At ArtsWatch, we haven’t figured out exactly what we will do in the aftermath of The Oregonian’s moves. Willamette Week and The Mercury do a lot of shorter reviews of the arts, so maybe we don’t have to focus on those. Instead, our inclination is to run in the opposite direction, toward longer, more exploratory reviews and essays, toward news stories that can dependably contextualize the changes in our cultural environment and our arts institutions, toward feature stories that probe more deeply into the narratives of the people and groups that make our arts scene what it is.

That’s our first take, anyway: To keep pushing in the direction we’ve staked out for ourselves.

But maybe that’s not what you need, exactly? Maybe there are other things we could do to heighten your engagement with the arts? Maybe there are things we do now that you absolutely do NOT need? Please write me at barry@orartswatch.org, if you don’t want to use the comments section.

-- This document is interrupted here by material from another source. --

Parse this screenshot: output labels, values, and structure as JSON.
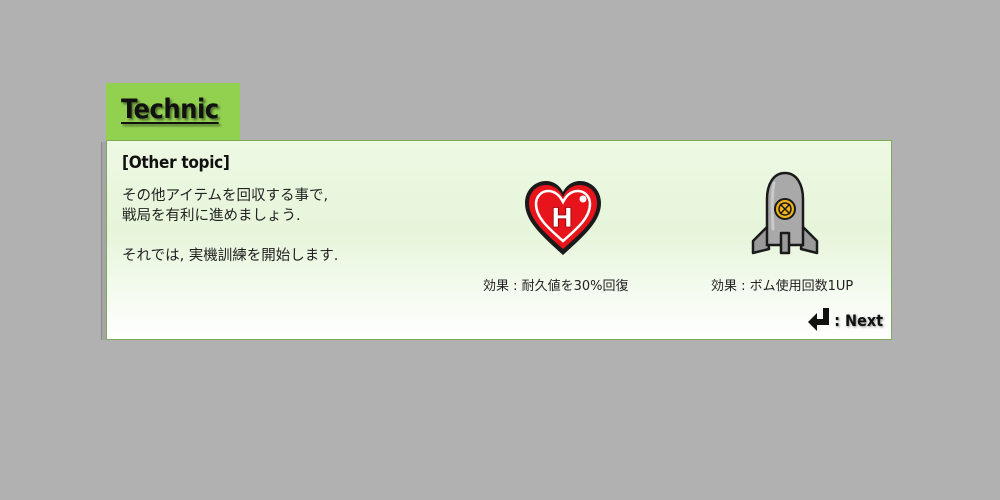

The ArtsWatch Wager is that the more deeply we engage with the arts, especially local arts, and the huge community around them, the more valuable we will be to everyone concerned—writers, artists and, most importantly, our readers. We aren’t sure there’s a business model in there that works, but we will keep the experiment going.

NOTES

Columbia Journalism Review gave a chilling account of the effect on the New Orleans Times-Picayune of Advance Publications’ changes. And it has weighed-in on the changes at The Oregonian.